Ik zie u denken: is dit onze Maria? Mea culpa? Nee hoor, nooit te oud om te leren. Gewoon voortschrijdend inzicht. Dat hebben we allemaal. Ik ook. ‘Een mens is ook maar een minister’, om Wim T. Schippers aan te halen. Bij mij ging het als volgt. Ik hoorde over een kind van twaalf jaar oud. Een muzikale Haagse jongen. Een creatief en ondernemend kind. Zo creatief en ondernemend dat mijn collega van Sociale Zaken hem een ontheffing van de wettelijke regels voor de kinderarbeid heeft verleend. Diezelfde jongen is dyslectisch, en zijn hersenen werken anders dan bij de meeste kinderen. In ons onderwijssysteem heeft hij dus ‘leerproblemen’. Nu komt hij in aanmerking voor LWOO, leerweg ondersteunend onderwijs. Dan krijgt zijn school voor hem tweemaal zoveel budget als voor een ‘normale’ leerling. Godzijdank heeft hij genoeg eigenwaarde om zijn nieuwe label niet te beleven als een afgang of een handicap. Want hij weet wat hij in zijn mars heeft. Hij heeft zin in zijn nieuwe school – met maximaal vijftien leerlingen per klas. Dus volop aandacht, alle tijd voor betrokkenheid! Bijna De school van Prem, met z’n tienen in een kasteel. Maar dat is eenmalig voor de televisie, en dit is echt.

Het heeft mij aan het denken gezet. Dit kind heeft geluk: hij heeft een officieel erkend probleem. Maar met z’n vijftienen in een klas, dat gun je toch elk kind? Vreemd genoeg hebben we het gewoon niet over voor onze kinderen. Het is stuitend en dom tegelijk, daar ben ik nu wel achter. Want ondertussen besteden we ons geld wel aan de gevolgen van het falende systeem. Wat zijn de maatschappelijke kosten van een onderpresteerder of een schooluitvaller? En wat lopen we met z’n allen mis aan productiviteit en belastinginkomsten als iemand niet meedoet, niet optimaal functioneert?

We zijn nog steeds, ondanks de crisis, een van de allerrijkste landen ter wereld, maar of we het nou hebben over lerarensalarissen of kleinere klassen, bijscholing of extra begeleiding, de discussie gaat niet over nut en noodzaak maar altijd weer over geld – dat we wel hebben maar anders willen besteden. Maar uiteindelijk zijn we dat geld toch kwijt: aan problemen waarvan we er waarschijnlijk veel kunnen voorkomen – door het best denkbare onderwijs. We zien het onderwijs als een kostenpost, in plaats van een investering in onze eigen toekomst. Het is Hollandse zuinigheid, en klassieke kortzichtigheid. Zeker nu.

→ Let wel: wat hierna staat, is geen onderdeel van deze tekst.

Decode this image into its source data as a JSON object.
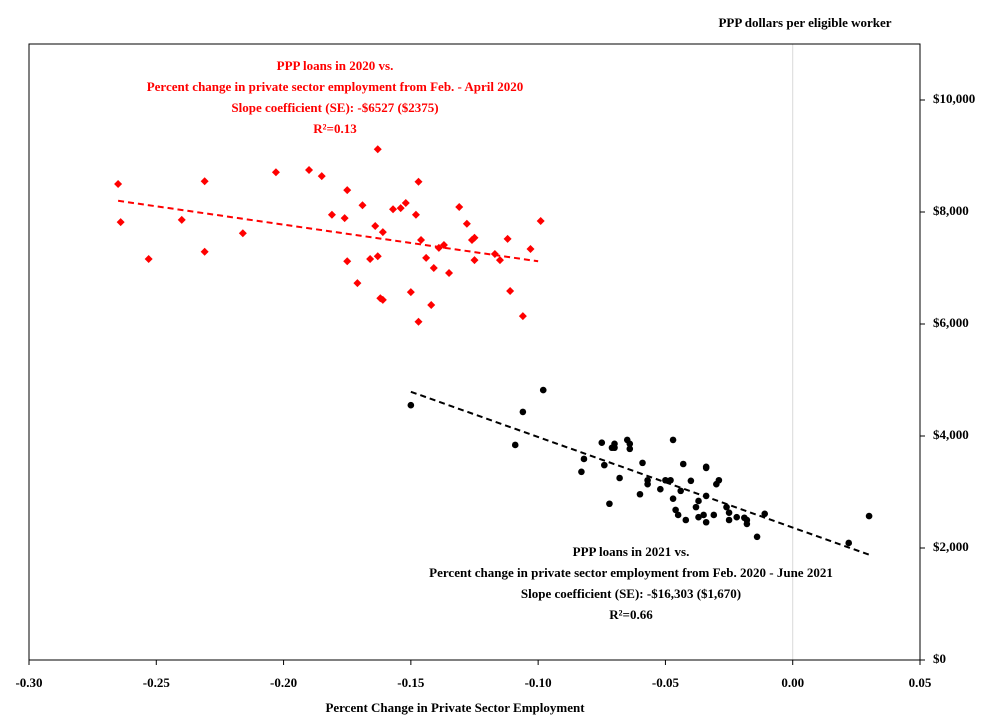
{
  "chart_data": {
    "type": "scatter",
    "title": "PPP dollars per eligible worker",
    "x_label": "Percent Change in Private Sector Employment",
    "xlim": [
      -0.3,
      0.05
    ],
    "xticks": [
      {
        "value": -0.3,
        "label": "-0.30"
      },
      {
        "value": -0.25,
        "label": "-0.25"
      },
      {
        "value": -0.2,
        "label": "-0.20"
      },
      {
        "value": -0.15,
        "label": "-0.15"
      },
      {
        "value": -0.1,
        "label": "-0.10"
      },
      {
        "value": -0.05,
        "label": "-0.05"
      },
      {
        "value": 0,
        "label": "0.00"
      },
      {
        "value": 0.05,
        "label": "0.05"
      }
    ],
    "ylim": [
      0,
      11000
    ],
    "yticks": [
      {
        "value": 0,
        "label": "$0"
      },
      {
        "value": 2000,
        "label": "$2,000"
      },
      {
        "value": 4000,
        "label": "$4,000"
      },
      {
        "value": 6000,
        "label": "$6,000"
      },
      {
        "value": 8000,
        "label": "$8,000"
      },
      {
        "value": 10000,
        "label": "$10,000"
      }
    ],
    "zero_line": true,
    "series": [
      {
        "color": "#ff0000",
        "marker": "diamond",
        "annotation": [
          "PPP loans in 2020 vs.",
          "Percent change in private sector employment from Feb. - April 2020",
          "Slope coefficient (SE): -$6527 ($2375)",
          "R²=0.13"
        ],
        "x": [
          -0.265,
          -0.264,
          -0.253,
          -0.24,
          -0.231,
          -0.231,
          -0.216,
          -0.203,
          -0.19,
          -0.185,
          -0.181,
          -0.176,
          -0.175,
          -0.169,
          -0.175,
          -0.171,
          -0.166,
          -0.163,
          -0.163,
          -0.164,
          -0.162,
          -0.161,
          -0.157,
          -0.154,
          -0.152,
          -0.15,
          -0.161,
          -0.148,
          -0.147,
          -0.146,
          -0.144,
          -0.147,
          -0.142,
          -0.141,
          -0.139,
          -0.137,
          -0.135,
          -0.131,
          -0.128,
          -0.126,
          -0.125,
          -0.117,
          -0.125,
          -0.115,
          -0.111,
          -0.112,
          -0.106,
          -0.103,
          -0.099
        ],
        "y": [
          8500,
          7820,
          7160,
          7860,
          8550,
          7290,
          7620,
          8710,
          8750,
          8640,
          7950,
          7890,
          8390,
          8120,
          7120,
          6730,
          7160,
          9120,
          7210,
          7750,
          6460,
          6430,
          8050,
          8070,
          8160,
          6570,
          7640,
          7950,
          8540,
          7500,
          7180,
          6040,
          6340,
          7000,
          7360,
          7410,
          6910,
          8090,
          7790,
          7500,
          7540,
          7250,
          7140,
          7140,
          6590,
          7520,
          6140,
          7340,
          7840
        ],
        "trendline": {
          "x": [
            -0.265,
            -0.1
          ],
          "y": [
            8200,
            7120
          ]
        }
      },
      {
        "color": "#000000",
        "marker": "circle",
        "annotation": [
          "PPP loans in 2021 vs.",
          "Percent change in private sector employment from Feb. 2020 - June 2021",
          "Slope coefficient (SE): -$16,303 ($1,670)",
          "R²=0.66"
        ],
        "x": [
          -0.15,
          -0.109,
          -0.106,
          -0.098,
          -0.083,
          -0.082,
          -0.075,
          -0.074,
          -0.072,
          -0.071,
          -0.07,
          -0.07,
          -0.068,
          -0.065,
          -0.064,
          -0.064,
          -0.06,
          -0.059,
          -0.057,
          -0.057,
          -0.052,
          -0.05,
          -0.048,
          -0.047,
          -0.047,
          -0.046,
          -0.045,
          -0.044,
          -0.043,
          -0.042,
          -0.04,
          -0.038,
          -0.037,
          -0.037,
          -0.035,
          -0.034,
          -0.034,
          -0.034,
          -0.034,
          -0.031,
          -0.03,
          -0.029,
          -0.026,
          -0.025,
          -0.025,
          -0.022,
          -0.019,
          -0.018,
          -0.018,
          -0.014,
          -0.011,
          0.022,
          0.03
        ],
        "y": [
          4550,
          3840,
          4430,
          4820,
          3360,
          3590,
          3880,
          3480,
          2790,
          3790,
          3860,
          3790,
          3250,
          3930,
          3860,
          3770,
          2960,
          3520,
          3210,
          3140,
          3050,
          3210,
          3210,
          3930,
          2880,
          2680,
          2590,
          3020,
          3500,
          2500,
          3200,
          2730,
          2550,
          2840,
          2590,
          2930,
          3450,
          3430,
          2460,
          2590,
          3140,
          3210,
          2730,
          2500,
          2630,
          2550,
          2540,
          2430,
          2500,
          2200,
          2610,
          2090,
          2570
        ],
        "trendline": {
          "x": [
            -0.15,
            0.03
          ],
          "y": [
            4790,
            1880
          ]
        }
      }
    ]
  }
}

Degenen die het zich kunnen veroorloven laten hun pubers op het nippertje bijspijkeren bij Luzac, of kopen voor hun kleuters gegarandeerde aandacht bij Florencius. Het Gooi redt zich prima, crisis of geen crisis. Kinderen van betrokken ouders komen er ook wel. Maar je zult toch ouders hebben die niet goedgebekt, hoogopgeleid of veelverdienend zijn. Ik gun elk kind een klas van vijftien kinderen. En elke leerkracht ook. Het is te zot voor woorden dat je eerst een officieel probleem moet hebben (of zijn) om de aandacht te krijgen die je verdient. Elk kind heeft recht op Speciaal Onderwijs. Omdat alle kinderen speciaal zijn.

Wat zouden we met z’n allen er op vooruitgaan – materieel en immaterieel – als we werkelijk gingen investeren in onze toekomst: onze eigen kinderen. Die aandacht gaat zich terugbetalen. Dat is nog eens innovatiesubsidie. En effectieve crisisbestrijding. Je krijgt er een nieuwe maatschappij voor terug: een duurzame samenleving waarin het niet om GSM: geld, macht en status gaat, maar om mensen. Om te beginnen in het onderwijs. Ik dank u voor uw aandacht."

(Speech voor minister Maria van der Hoeven, haar graag aangeboden door André Meiresonne - geplaatst op educare.nl)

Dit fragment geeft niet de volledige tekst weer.